The Cobra Snake went to a Desert Days concert, and he brought back many tips on roughing' it. Read on to avoid getting eaten by forest centaurs.-
Mother Nature is a hardass. She is. She will throw water in your face, and make you cold, and trick you into eating glossy berries that will end up killing you. Who invented asbestos, earthquakes, and leeches? That vengeful virago Mother Nature, that's who. Don't end up like that guy who got trapped while rock-climbing and had to amputate his own arm. Be prepared.
Bring food supplies with you. Don't worry about burying your trash to keep bears from coming after it, because bears are friendly.
Borrow a small child to use as bait for wild animals, so that you can witness the majestic creatures up close, in their natural habitat.
Adopt brightly colored plumage so that the aforementioned wild animals will think you are poisonous to eat.
Make sure you're wearing hiking clothes and sensible shoes.
Take the opportunity to make a move.
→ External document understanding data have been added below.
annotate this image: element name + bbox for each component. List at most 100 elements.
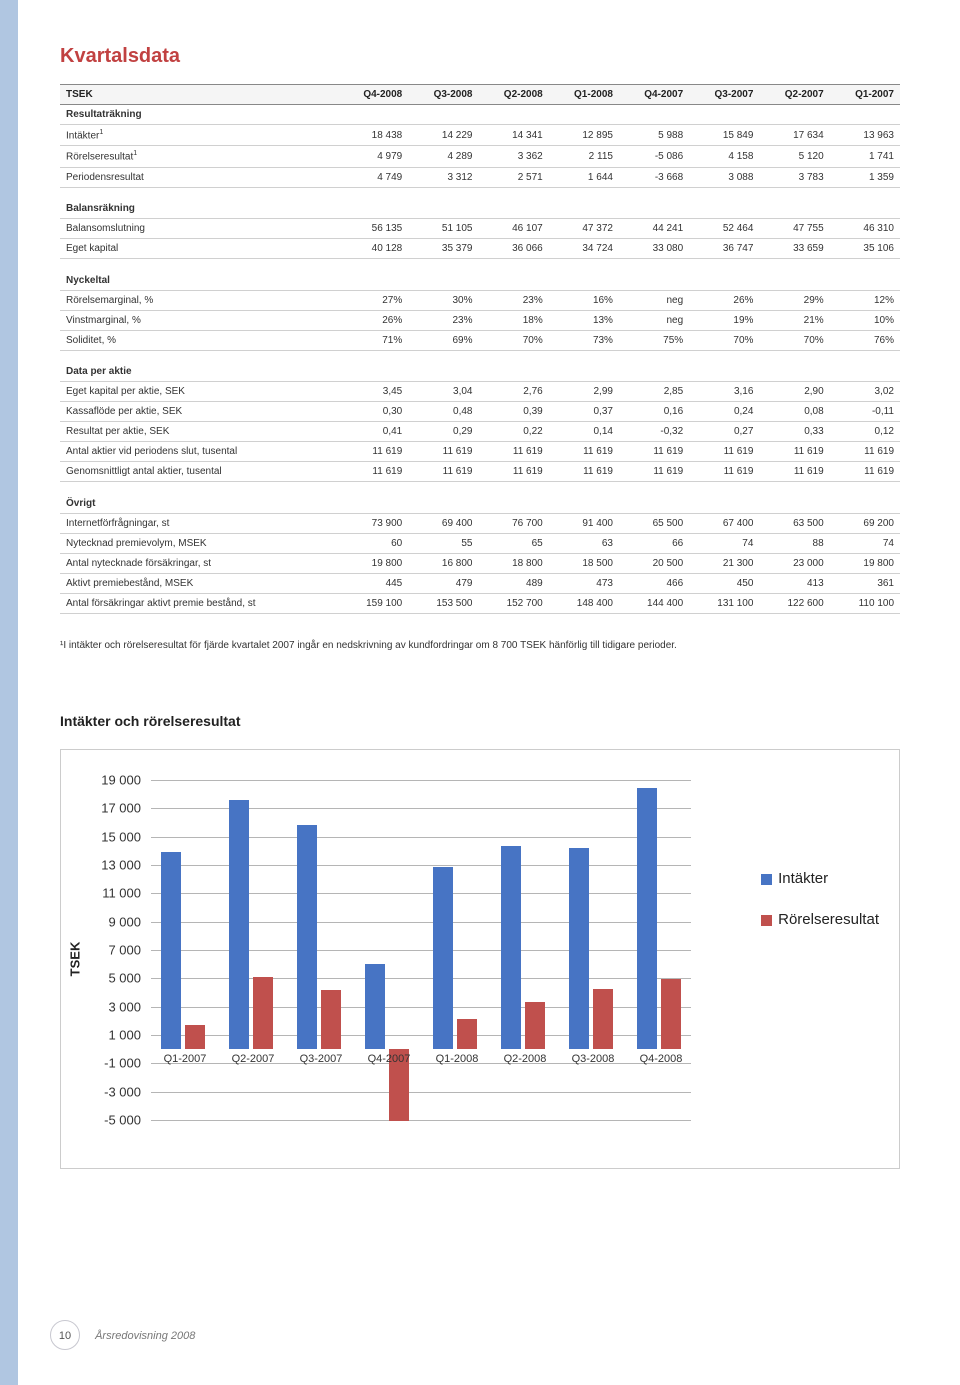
chart-bar: [297, 825, 317, 1050]
cell-value: 14 341: [478, 125, 548, 146]
cell-value: 3 088: [689, 167, 759, 187]
cell-value: 1 741: [830, 146, 900, 167]
chart-ytick: 13 000: [81, 858, 141, 873]
table-header-period: Q2-2008: [478, 85, 548, 105]
cell-value: 67 400: [689, 513, 759, 533]
cell-value: 13%: [549, 310, 619, 330]
cell-value: 4 979: [338, 146, 408, 167]
row-label: Genomsnittligt antal aktier, tusental: [60, 462, 338, 482]
cell-value: 71%: [338, 330, 408, 350]
cell-value: 3 312: [408, 167, 478, 187]
chart-ytick: -3 000: [81, 1084, 141, 1099]
cell-value: 11 619: [759, 442, 829, 462]
row-label: Nytecknad premievolym, MSEK: [60, 533, 338, 553]
cell-value: 0,12: [830, 422, 900, 442]
cell-value: 11 619: [408, 462, 478, 482]
cell-value: 11 619: [619, 462, 689, 482]
cell-value: 35 106: [830, 239, 900, 259]
cell-value: 36 747: [689, 239, 759, 259]
table-row: Nytecknad premievolym, MSEK6055656366748…: [60, 533, 900, 553]
cell-value: neg: [619, 310, 689, 330]
cell-value: 75%: [619, 330, 689, 350]
cell-value: 0,41: [338, 422, 408, 442]
row-label: Vinstmarginal, %: [60, 310, 338, 330]
row-label: Resultat per aktie, SEK: [60, 422, 338, 442]
cell-value: 88: [759, 533, 829, 553]
section-heading: Data per aktie: [60, 362, 900, 382]
chart-ytick: 7 000: [81, 943, 141, 958]
cell-value: 26%: [338, 310, 408, 330]
cell-value: 1 644: [549, 167, 619, 187]
chart-ytick: -5 000: [81, 1113, 141, 1128]
row-label: Rörelsemarginal, %: [60, 290, 338, 310]
cell-value: 52 464: [689, 219, 759, 239]
cell-value: 19 800: [338, 553, 408, 573]
cell-value: 11 619: [689, 462, 759, 482]
cell-value: 2,85: [619, 382, 689, 402]
row-label: Eget kapital per aktie, SEK: [60, 382, 338, 402]
cell-value: 69 200: [830, 513, 900, 533]
cell-value: 51 105: [408, 219, 478, 239]
table-body: ResultaträkningIntäkter118 43814 22914 3…: [60, 105, 900, 626]
chart-xtick: Q2-2007: [219, 1053, 287, 1065]
chart-gridline: [151, 1120, 691, 1121]
cell-value: 2 115: [549, 146, 619, 167]
cell-value: 29%: [759, 290, 829, 310]
cell-value: 159 100: [338, 593, 408, 613]
cell-value: 74: [689, 533, 759, 553]
cell-value: 65: [478, 533, 548, 553]
chart-xtick: Q2-2008: [491, 1053, 559, 1065]
cell-value: 3 783: [759, 167, 829, 187]
legend-label: Rörelseresultat: [778, 911, 879, 928]
chart-bar: [661, 979, 681, 1050]
table-header-label: TSEK: [60, 85, 338, 105]
cell-value: 11 619: [478, 462, 548, 482]
table-row: Soliditet, %71%69%70%73%75%70%70%76%: [60, 330, 900, 350]
cell-value: 2,99: [549, 382, 619, 402]
cell-value: 473: [549, 573, 619, 593]
cell-value: 20 500: [619, 553, 689, 573]
table-row: Genomsnittligt antal aktier, tusental 11 …: [60, 462, 900, 482]
chart-xtick: Q1-2008: [423, 1053, 491, 1065]
cell-value: 131 100: [689, 593, 759, 613]
cell-value: 47 755: [759, 219, 829, 239]
cell-value: 76%: [830, 330, 900, 350]
cell-value: 0,29: [408, 422, 478, 442]
table-row: Periodensresultat4 7493 3122 5711 644-3 …: [60, 167, 900, 187]
cell-value: 3,45: [338, 382, 408, 402]
cell-value: 14 229: [408, 125, 478, 146]
chart-bar: [525, 1002, 545, 1050]
quarterly-data-table: TSEKQ4-2008Q3-2008Q2-2008Q1-2008Q4-2007Q…: [60, 84, 900, 625]
cell-value: 26%: [689, 290, 759, 310]
chart-gridline: [151, 1092, 691, 1093]
cell-value: 0,24: [689, 402, 759, 422]
cell-value: 2,76: [478, 382, 548, 402]
cell-value: 144 400: [619, 593, 689, 613]
cell-value: 11 619: [689, 442, 759, 462]
cell-value: 63 500: [759, 513, 829, 533]
chart-ytick: 15 000: [81, 829, 141, 844]
table-header-period: Q3-2007: [689, 85, 759, 105]
table-row: Antal nytecknade försäkringar, st19 8001…: [60, 553, 900, 573]
cell-value: 70%: [478, 330, 548, 350]
chart-gridline: [151, 780, 691, 781]
section-heading: Nyckeltal: [60, 271, 900, 291]
cell-value: 11 619: [549, 442, 619, 462]
cell-value: 11 619: [759, 462, 829, 482]
cell-value: 4 289: [408, 146, 478, 167]
chart-ytick: 9 000: [81, 914, 141, 929]
cell-value: 91 400: [549, 513, 619, 533]
row-label: Rörelseresultat1: [60, 146, 338, 167]
table-row: Aktivt premiebestånd, MSEK44547948947346…: [60, 573, 900, 593]
row-label: Antal försäkringar aktivt premie bestånd…: [60, 593, 338, 613]
chart-xtick: Q1-2007: [151, 1053, 219, 1065]
cell-value: 0,22: [478, 422, 548, 442]
left-side-stripe: [0, 0, 18, 1385]
cell-value: neg: [619, 290, 689, 310]
cell-value: 33 080: [619, 239, 689, 259]
cell-value: 69%: [408, 330, 478, 350]
cell-value: 16 800: [408, 553, 478, 573]
cell-value: 466: [619, 573, 689, 593]
cell-value: 40 128: [338, 239, 408, 259]
cell-value: 11 619: [830, 442, 900, 462]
Then you can hunt your crush through the wilderness with a bow and arrow, just like "The Most Dangerous Game."
You might also coordinate your outfits with the foliage.
Express your euphoria at being free of automobiles, smog, showering; express nonchalance at others' euphoria.
Don't let your glorious face get sunburned. Protect it with a hat. Or a beard and eyebrows.
Make friends with the lumberjacks in the area.
Surround yourself with allies who will help you thumb Mother Nature in the eyes, should things go awry.
If lost, walk toward the nearest source of light and fist-pumping.
When hunting, copy ol' grayshirt here, and sneak up behind your prey quietly.
Blunt-cut bangs will help you in any situation.
So will looking winsome and drinking beverages containing even trace amounts of vitamin C.
Realize that you cannot survive in the wild for long. Drown your indelible fear of The Great Unknown in beer.